Specifying an InfoSphere DataStage ustring character set

The InfoSphere® DataStage® Teradata interface operators perform character set conversions between the Teradata database characters sets and the multi-byte Unicode ustring field type data.

You use the -db_cs option of the Teradata interface operators to specify a ICU character set for mapping strings between the database and the Teradata operators. The default value is Latin1.

Its syntax is:


teraread | terawrite -db_cs icu_character_set

For example:


terawrite -db_cs ISO-8859-5

Your database character set specification controls the following conversions:

  • SQL statements are mapped to your specified character set before they are sent to the database via the native Teradata APIs.
  • If you do not want your SQL statements converted to this character set, set the APT_TERA_NO_SQL_CONVERSION environment variable.
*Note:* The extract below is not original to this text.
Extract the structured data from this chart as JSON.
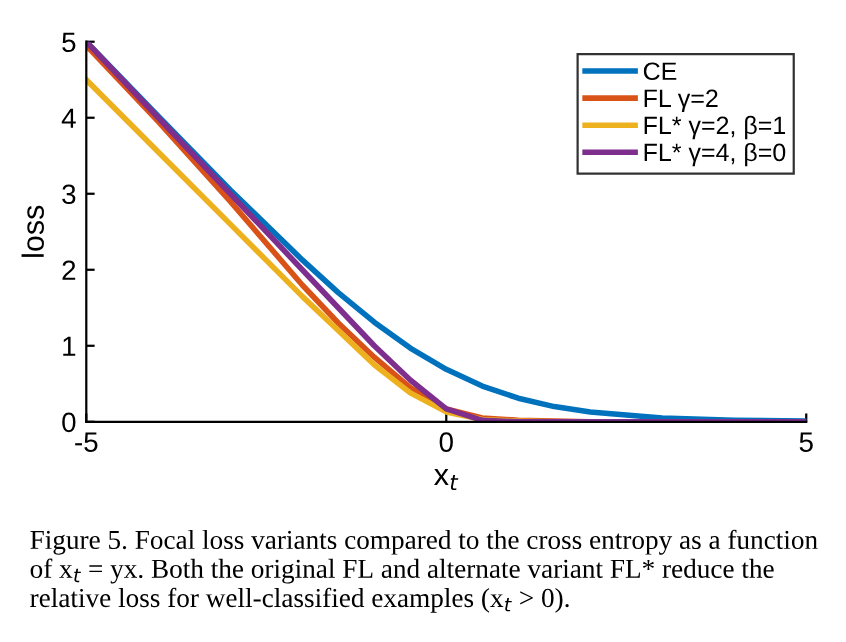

This variable forces the SQL statements to be converted to Latin1 instead of the character set specified by the -db_cs option.
  • All char and varchar data read from the Teradata database is mapped from your specified character set to the ustring schema data type (UTF-16). If you do not specify the -db_cs option, string data is read into a string schema type without conversion.
  • The teraread operator converts a varchar(n) field to ustring[n/min], where min is the minimum size in bytes of the largest codepoint for the character set specified by -db_cs.
  • ustring schema type data written to a char or varchar column in the Teradata database is converted to your specified character set.
  • When writing a varchar(n) field, the terawrite operator schema type is ustring[n * max] where max is the maximum size in bytes of the largest codepoint for the character set specified by -db_cs.

No other environment variables are required to use the Teradata operators. All the required libraries are in /usr/lib which should be on your PATH.

To speed up the start time of the load process slightly, you can set the APT_TERA_NO_PERM_CHECKS environment variable to bypass permission checking on several system tables that need to be readable during the load process.